Вместе с тем никак нельзя посвящать его в наше дело.
- Готов вам повиноваться, - сказал я. У меня не было ни малейшего
представления о том, что означало "пустить туда".
- Я тоже думал об этом, - сказал Монтгомери. - Но у меня есть комната с
наружной дверью...
- Значит, решено, - быстро прервал его старик, пристально глядя на
Монтгомери, и мы все трое подошли к ограде.
- Мне очень жаль, что приходится окружать дело такой тайной, мистер
Прендик, но не забывайте, что вы здесь незваный гость. Наше маленькое
предприятие имеет свой секрет, нечто вроде комнаты Синей Бороды. В
сущности, тут нет ничего страшного для человека с крепкими нервами. Но
пока мы еще не пригляделись к вам...
- Понятно, - сказал я, - глупо было бы мне обижаться на недоверие.
На его мрачном лице появилась бледная улыбка - он принадлежал к тому
суровому типу людей, которые улыбаются одними углами рта, - и он
поклонился в знак признательности. Мы прошли мимо главных ворот. Они были
тяжелые, деревянные, окованные железом и запертые на замок. Перед ними
были свалены груды багажа с баркаса. В углу ограды оказалась небольшая
дверь, которой я раньше не заметил. Старик вынул из кармана своей
засаленной синей блузы связку ключей, отпер дверь и вошел. Меня удивило,
что даже во время его присутствия на острове все здесь так надежно
заперто.
Я последовал за ним и очутился в небольшой комнате, просто, но уютно
обставленной. Внутренняя дверь была приоткрыта и выходила на мощеный двор.
Эту дверь Монтгомери тотчас же запер. В дальнем углу комнаты висел гамак;
маленькое незастекленное окно, забранное железной решеткой, выходило прямо
на море.
Старик сказал, что здесь я буду жить и не должен переступать порога
внутренней двери, которую он "на всякий случай" запер. Он указал на
удобный шезлонг у окна и на множество старых книг, главным образом
сочинений по хирургии и изданий классиков на греческом и латинском языках
(эти языки я понимал с трудом), стоявших на попке около гамака. Вышел он
через наружную дверь, словно не желая больше отворять внутреннюю.

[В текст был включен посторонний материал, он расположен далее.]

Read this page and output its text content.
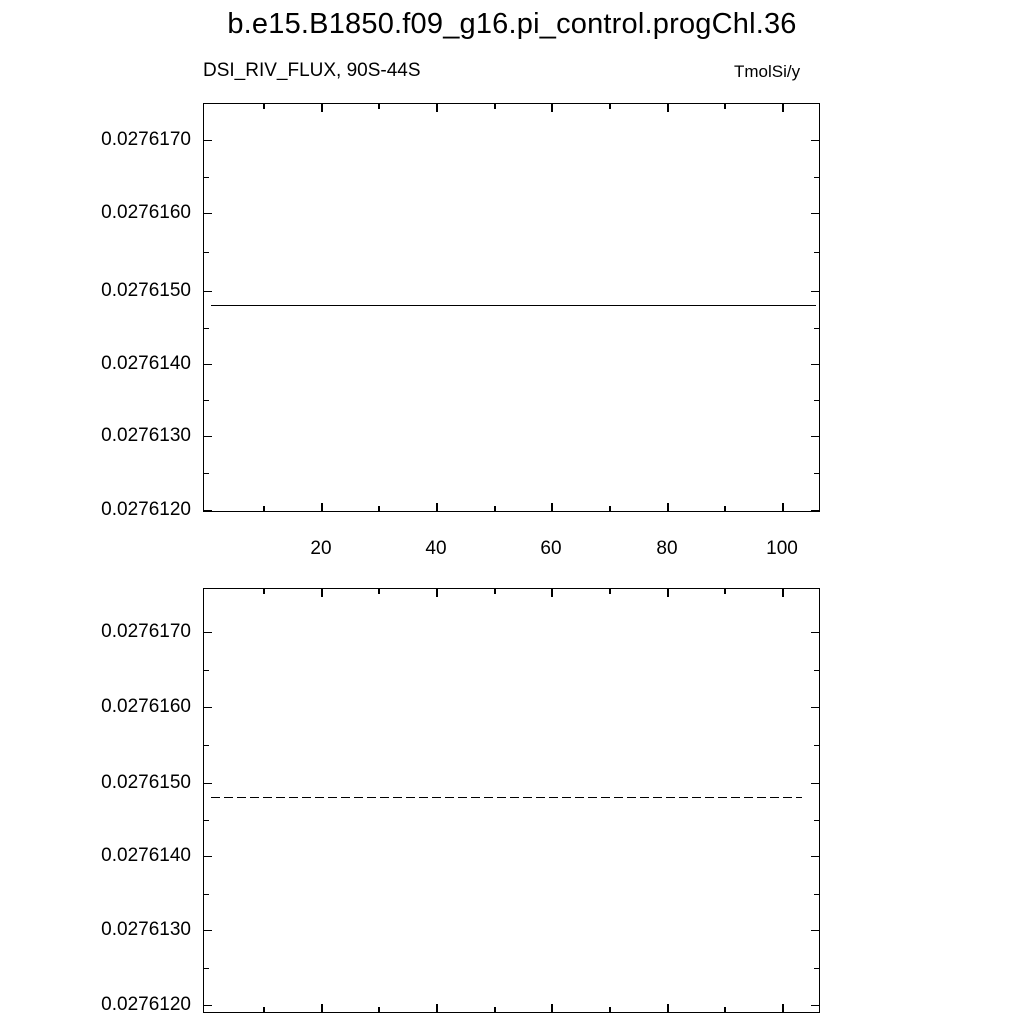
b.e15.B1850.f09_g16.pi_control.progChl.36
DSI_RIV_FLUX, 90S-44S	TmolSi/y
0.0276170
0.0276160
0.0276150
0.0276140
0.0276130
0.0276120
20	40	60	80	100
0.0276170
0.0276160
0.0276150
0.0276140
0.0276130
0.0276120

- Обыкновенно мы здесь обедаем, - сказал Монтгомери и вдруг, как будто
почувствовав неожиданное сомнение, быстро последовал за ушедшим. - Моро! -
окликнул он его.
Сначала я не обратил на эту фамилию никакого внимания. Но, просматривая
книги, стоявшие на полке, я невольно стал припоминать: где же раньше я ее
слышал?
Я сел у окна, вынул оставшиеся сухари и с аппетитом принялся жевать их.
Моро?
Взглянув в окно, я увидел одного из удивительных людей в белом,
тащившего ящик с багажом. Вскоре он скрылся из виду. Затем я услышал, как
позади меня щелкнул замок. Немного погодя сквозь запертую дверь донеслись
шум и возня, поднятые собаками, которых привели с берега. Они не лаяли, а
только как-то странно рычали и фыркали. Я слышал быстрый топот их лап и
успокаивающий голос Монтгомери.
Таинственность, которой окружили себя эти двое людей, произвела на меня
очень сильное впечатление, и я задумался над этим, как и над удивительно
знакомой мне фамилией Моро. Но человеческая память так капризна, что я
никак не мог припомнить, с чем связана эта известная фамилия. Постепенно я
начал думать о непостижимой странности обезображенного и закутанного в
белое человека на берегу. Я никогда не видел такой походки, таких странных
телодвижений, как у него, когда он тащил ящик. Я вспомнил, что ни один из
этих людей не заговорил со мной, хотя я и видел, что все они по временам
посматривали на меня как-то странно, украдкой, а совсем не тем открытым
взглядом, какой бывает у настоящих дикарей. Я никак не мог понять, на
каком языке они говорили. Все они казались удивительно молчаливыми, а
когда говорили, голоса их звучали резко и неприятно. Что же с ними такое?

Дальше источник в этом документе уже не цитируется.